In today’s first reading, we see Jonah was moved to preach to the people of Nineveh and inform them of God’s plan and what they must do if they want to be saved.
And then in the gospel, Jesus moves Simon, Andrew, James and John to drop what they are doing and follow Him?
God moving people, to motivate them to do His will. What must that have felt like? God filled them all with His Spirit, His love and His mercy beyond all we can imagine to move these men to the point where they chose – they chose to do His will. And leave everything behind. To sacrifice everything.
Now, the vast majority of us don’t get that direct experience with God where He comes to us directly and fills us with His presence to the point where we are moved beyond all understanding to do the task that God has for us. Because let’s face it, to preach to the sinful people of Nineveh, or to simply leave our life behind to follow someone we do not know – there is a certain divine grace behind that.
But surely, you’ve been moved at some point in your life to do something for the better of someone else, or something you feel that God was calling you to do, or simply to do the right thing.
Or maybe it’s to simply see the good in something, and apply it to your own life.
What moves you to do that? What moves you to be like the disciples today, or Jonah, and be Christ’s light to others?
What moves you to be a better person, or as Matthew Kelly would say, the best version of yourself?
It’s God. And the thing is, we often don’t even realize it. He’s there in the daily mundane tasks, the job we hate, our sickness, and our friends that lift us up. He’s there in the natural beauty of this earth and in the people we interact with every day.
I think about what moves me.
Beautiful music. A beautiful symphony. Johann Pachelbel’s Canon in D… The soundtrack to Les Misérables. Gregorian chant. The Monks at St. Meinrad singing Adoremus Te Christi during Mass. The Beatle’s. Great Country music. And everything in between. When we attended the Papal Mass in Philadelphia in 2015, the Mass was beautiful, but oh my, when you heard the music, and then 1 million people singing “Taste and See” in unison during communion – it was Heaven on earth.
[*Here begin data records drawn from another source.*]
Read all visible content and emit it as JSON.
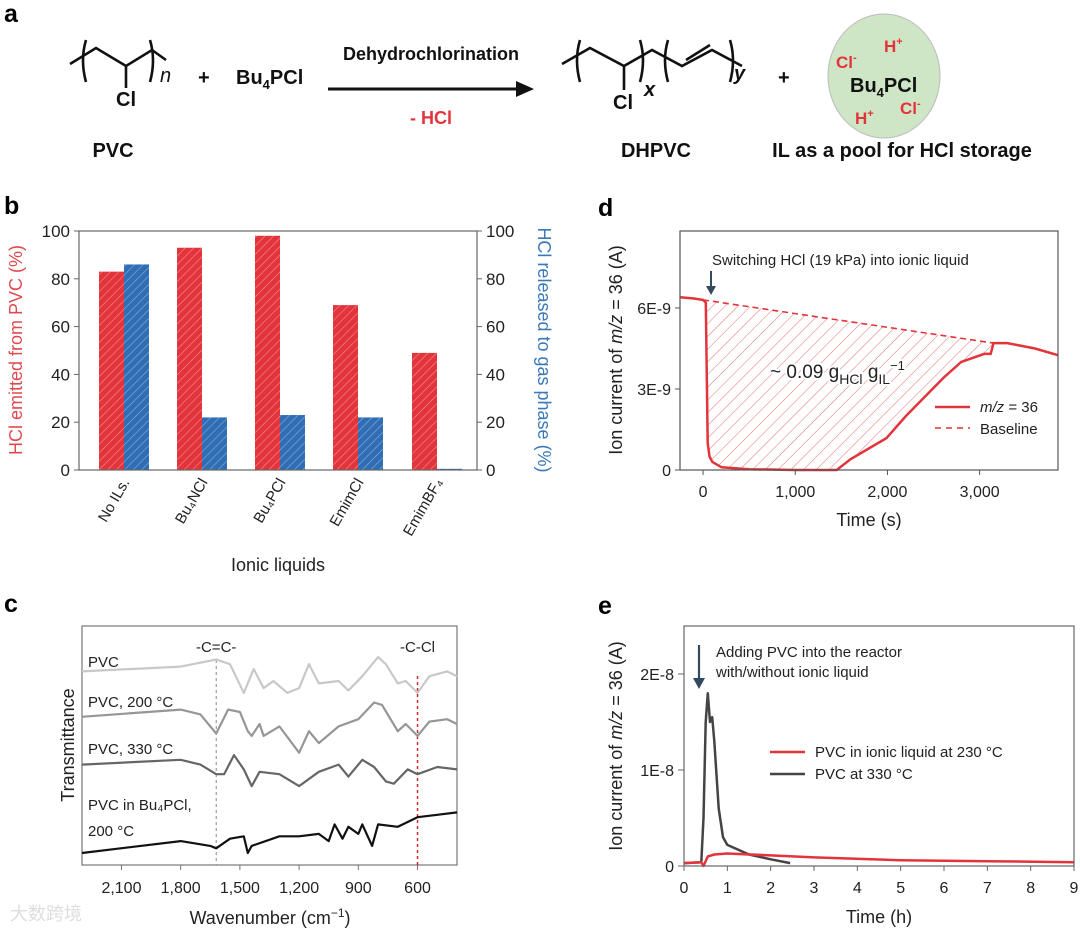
{
  "panel_labels": {
    "a": "a",
    "b": "b",
    "c": "c",
    "d": "d",
    "e": "e"
  },
  "scheme": {
    "reactant_label": "PVC",
    "reactant_cl": "Cl",
    "reactant_n": "n",
    "plus_1": "+",
    "reagent": {
      "a": "Bu",
      "sub": "4",
      "b": "PCl"
    },
    "arrow_top": "Dehydrochlorination",
    "arrow_bottom": "- HCl",
    "product_label": "DHPVC",
    "product_cl": "Cl",
    "product_x": "x",
    "product_y": "y",
    "plus_2": "+",
    "pool": {
      "center": {
        "a": "Bu",
        "sub": "4",
        "b": "PCl"
      },
      "h1": "H",
      "h1_sup": "+",
      "h2": "H",
      "h2_sup": "+",
      "cl1": "Cl",
      "cl1_sup": "-",
      "cl2": "Cl",
      "cl2_sup": "-"
    },
    "pool_label": "IL as a pool for HCl storage"
  },
  "colors": {
    "red": "#e2343a",
    "blue": "#2f6db5",
    "pool_fill": "#cfe6c6",
    "arrow": "#34495e"
  },
  "chart_data": [
    {
      "panel": "b",
      "type": "bar",
      "categories": [
        "No ILs.",
        "Bu₄NCl",
        "Bu₄PCl",
        "EmimCl",
        "EmimBF₄"
      ],
      "series": [
        {
          "name": "HCl emitted from PVC (%)",
          "axis": "left",
          "values": [
            83,
            93,
            98,
            69,
            49
          ]
        },
        {
          "name": "HCl released to gas phase (%)",
          "axis": "right",
          "values": [
            86,
            22,
            23,
            22,
            0.5
          ]
        }
      ],
      "xlabel": "Ionic liquids",
      "ylabel": "HCl emitted from PVC (%)",
      "ylabel_right": "HCl released to gas phase (%)",
      "ylim": [
        0,
        100
      ],
      "yticks": [
        "0",
        "20",
        "40",
        "60",
        "80",
        "100"
      ]
    },
    {
      "panel": "c",
      "type": "line",
      "xlabel": {
        "a": "Wavenumber (cm",
        "sup": "−1",
        "b": ")"
      },
      "ylabel": "Transmittance",
      "xlim": [
        2300,
        400
      ],
      "ylim": [
        0,
        1
      ],
      "xticks": [
        2100,
        1800,
        1500,
        1200,
        900,
        600
      ],
      "xtick_labels": [
        "2,100",
        "1,800",
        "1,500",
        "1,200",
        "900",
        "600"
      ],
      "annotations": [
        {
          "text": "-C=C-",
          "x": 1620
        },
        {
          "text": "-C-Cl",
          "x": 600
        }
      ],
      "series": [
        {
          "name": "PVC",
          "color": "#c8c8c8",
          "x": [
            2300,
            1800,
            1620,
            1550,
            1480,
            1430,
            1380,
            1330,
            1260,
            1200,
            1150,
            1100,
            1000,
            950,
            880,
            800,
            760,
            700,
            660,
            600,
            540,
            450,
            400
          ],
          "y": [
            0.81,
            0.83,
            0.86,
            0.84,
            0.72,
            0.82,
            0.74,
            0.77,
            0.72,
            0.74,
            0.84,
            0.76,
            0.77,
            0.73,
            0.79,
            0.87,
            0.84,
            0.76,
            0.77,
            0.72,
            0.79,
            0.81,
            0.79
          ]
        },
        {
          "name": "PVC, 200 °C",
          "color": "#969696",
          "x": [
            2300,
            1800,
            1700,
            1620,
            1560,
            1500,
            1460,
            1440,
            1400,
            1380,
            1300,
            1200,
            1150,
            1100,
            1000,
            900,
            820,
            780,
            700,
            660,
            600,
            540,
            450,
            400
          ],
          "y": [
            0.62,
            0.65,
            0.63,
            0.55,
            0.65,
            0.64,
            0.56,
            0.54,
            0.59,
            0.54,
            0.58,
            0.47,
            0.56,
            0.51,
            0.58,
            0.61,
            0.68,
            0.67,
            0.56,
            0.59,
            0.54,
            0.6,
            0.61,
            0.59
          ]
        },
        {
          "name": "PVC, 330 °C",
          "color": "#666666",
          "x": [
            2300,
            1800,
            1700,
            1620,
            1580,
            1530,
            1480,
            1440,
            1400,
            1300,
            1200,
            1100,
            1000,
            950,
            880,
            820,
            760,
            720,
            650,
            600,
            500,
            400
          ],
          "y": [
            0.42,
            0.44,
            0.42,
            0.38,
            0.38,
            0.46,
            0.4,
            0.33,
            0.39,
            0.38,
            0.33,
            0.39,
            0.42,
            0.37,
            0.44,
            0.41,
            0.35,
            0.34,
            0.4,
            0.38,
            0.41,
            0.4
          ]
        },
        {
          "name": "PVC in Bu₄PCl,",
          "name2": "200 °C",
          "color": "#111111",
          "x": [
            2300,
            1800,
            1650,
            1620,
            1550,
            1480,
            1460,
            1440,
            1300,
            1200,
            1100,
            1050,
            1020,
            980,
            950,
            900,
            880,
            830,
            800,
            700,
            600,
            500,
            400
          ],
          "y": [
            0.05,
            0.1,
            0.08,
            0.07,
            0.11,
            0.12,
            0.05,
            0.08,
            0.12,
            0.12,
            0.13,
            0.1,
            0.17,
            0.11,
            0.16,
            0.13,
            0.17,
            0.08,
            0.17,
            0.16,
            0.2,
            0.21,
            0.22
          ]
        }
      ]
    },
    {
      "panel": "d",
      "type": "line",
      "xlabel": "Time (s)",
      "ylabel": {
        "a": "Ion current of ",
        "i": "m/z",
        "b": " = 36 (A)"
      },
      "xlim": [
        -250,
        3850
      ],
      "ylim": [
        0,
        8.85e-09
      ],
      "xticks": [
        0,
        1000,
        2000,
        3000
      ],
      "xtick_labels": [
        "0",
        "1,000",
        "2,000",
        "3,000"
      ],
      "yticks": [
        0,
        3e-09,
        6e-09
      ],
      "ytick_labels": [
        "0",
        "3E-9",
        "6E-9"
      ],
      "annotation": "Switching HCl (19 kPa) into ionic liquid",
      "area_label": {
        "a": "~ 0.09 g",
        "s1": "HCl",
        "b": " g",
        "s2": "IL",
        "sup": "−1"
      },
      "legend": [
        {
          "i": "m/z",
          "b": " = 36"
        },
        {
          "b": "Baseline"
        }
      ],
      "series": [
        {
          "name": "m/z = 36",
          "x": [
            -250,
            -100,
            0,
            30,
            50,
            70,
            100,
            200,
            500,
            1000,
            1450,
            1600,
            1990,
            2200,
            2616,
            2800,
            3050,
            3120,
            3150,
            3300,
            3600,
            3850
          ],
          "y": [
            6.4e-09,
            6.35e-09,
            6.3e-09,
            6.2e-09,
            1e-09,
            5e-10,
            3e-10,
            1e-10,
            3e-11,
            0,
            0,
            4e-10,
            1.18e-09,
            2e-09,
            3.44e-09,
            4e-09,
            4.3e-09,
            4.3e-09,
            4.7e-09,
            4.7e-09,
            4.5e-09,
            4.25e-09
          ]
        },
        {
          "name": "Baseline",
          "x": [
            0,
            3150
          ],
          "y": [
            6.3e-09,
            4.7e-09
          ]
        }
      ]
    },
    {
      "panel": "e",
      "type": "line",
      "xlabel": "Time (h)",
      "ylabel": {
        "a": "Ion current of ",
        "i": "m/z",
        "b": " = 36 (A)"
      },
      "xlim": [
        0,
        9
      ],
      "ylim": [
        0,
        2.5e-08
      ],
      "xticks": [
        0,
        1,
        2,
        3,
        4,
        5,
        6,
        7,
        8,
        9
      ],
      "xtick_labels": [
        "0",
        "1",
        "2",
        "3",
        "4",
        "5",
        "6",
        "7",
        "8",
        "9"
      ],
      "yticks": [
        0,
        1e-08,
        2e-08
      ],
      "ytick_labels": [
        "0",
        "1E-8",
        "2E-8"
      ],
      "annotation": [
        "Adding PVC into the reactor",
        "with/without ionic liquid"
      ],
      "series": [
        {
          "name": "PVC in ionic liquid at 230 °C",
          "color": "#e2343a",
          "x": [
            0,
            0.4,
            0.45,
            0.55,
            0.7,
            1.0,
            2,
            3,
            5,
            7,
            9
          ],
          "y": [
            3e-10,
            4e-10,
            0.0,
            1e-09,
            1.2e-09,
            1.3e-09,
            1.1e-09,
            9e-10,
            6e-10,
            5e-10,
            4e-10
          ]
        },
        {
          "name": "PVC at 330 °C",
          "color": "#444444",
          "x": [
            0,
            0.4,
            0.45,
            0.5,
            0.55,
            0.6,
            0.65,
            0.7,
            0.8,
            0.9,
            1.0,
            1.5,
            2.0,
            2.45
          ],
          "y": [
            3e-10,
            4e-10,
            5e-09,
            1.5e-08,
            1.8e-08,
            1.5e-08,
            1.55e-08,
            1.3e-08,
            6e-09,
            3e-09,
            2.2e-09,
            1.2e-09,
            7e-10,
            3e-10
          ]
        }
      ]
    }
  ],
  "watermark": "大数跨境"
}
Conversations with people. I’m an introvert. I’m not one to strike up conversation, but when I am with someone who likes to talk, and who has stories to tell, I’m like a starry-eyed little boy, yearning for them to tell me more. A decade ago it was with my wife’s grandfather as he told me about his experience in Normandy in World War II. Or with my dad, late at night, simply talking, listening to his experiences. And most recently, with my wife’s uncle in Southern Illinois, talking about his experiences in the coal mines and the struggles of people in rural, not-so-affluent areas.
Tragedy. Yes, tragedy. Of course, the heroism in events like September 11th, and various other terrorist attacks and tragedies and the love for humanity that just streams out of people in and after these events. The young kid I hear on the radio, terminally ill with cancer who prays intently for his parents and family, who talks about the things Jesus says to him. The woman who forgives the killer of her husband, who was just out for a morning walk. and the teacher who shields her students from the bullets during a school shooting. Yes, even though I don’t like them, and don’t understand why they have to occur, or why the innocent have to die in the way they do, at the young age they do, I am moved by these tragic events and what comes out of them. I want to become better as a result.
These are just a few of the things that move me to be better, to come closer to God. Things that happen every day, in every part of the world. Things that, no matter the situation, no matter how big or how small – God is there, calling to me.
God usually doesn’t come to us in the way He came to Jonah, or to the disciples, but He does come to us. He comes to us in the beautiful music of life, the people we meet, and He comes to us in the tragedy. He comes to us, to move us, to try to motivate us to be better people.
How is He moving you to be better? How can He move you, if you let Him?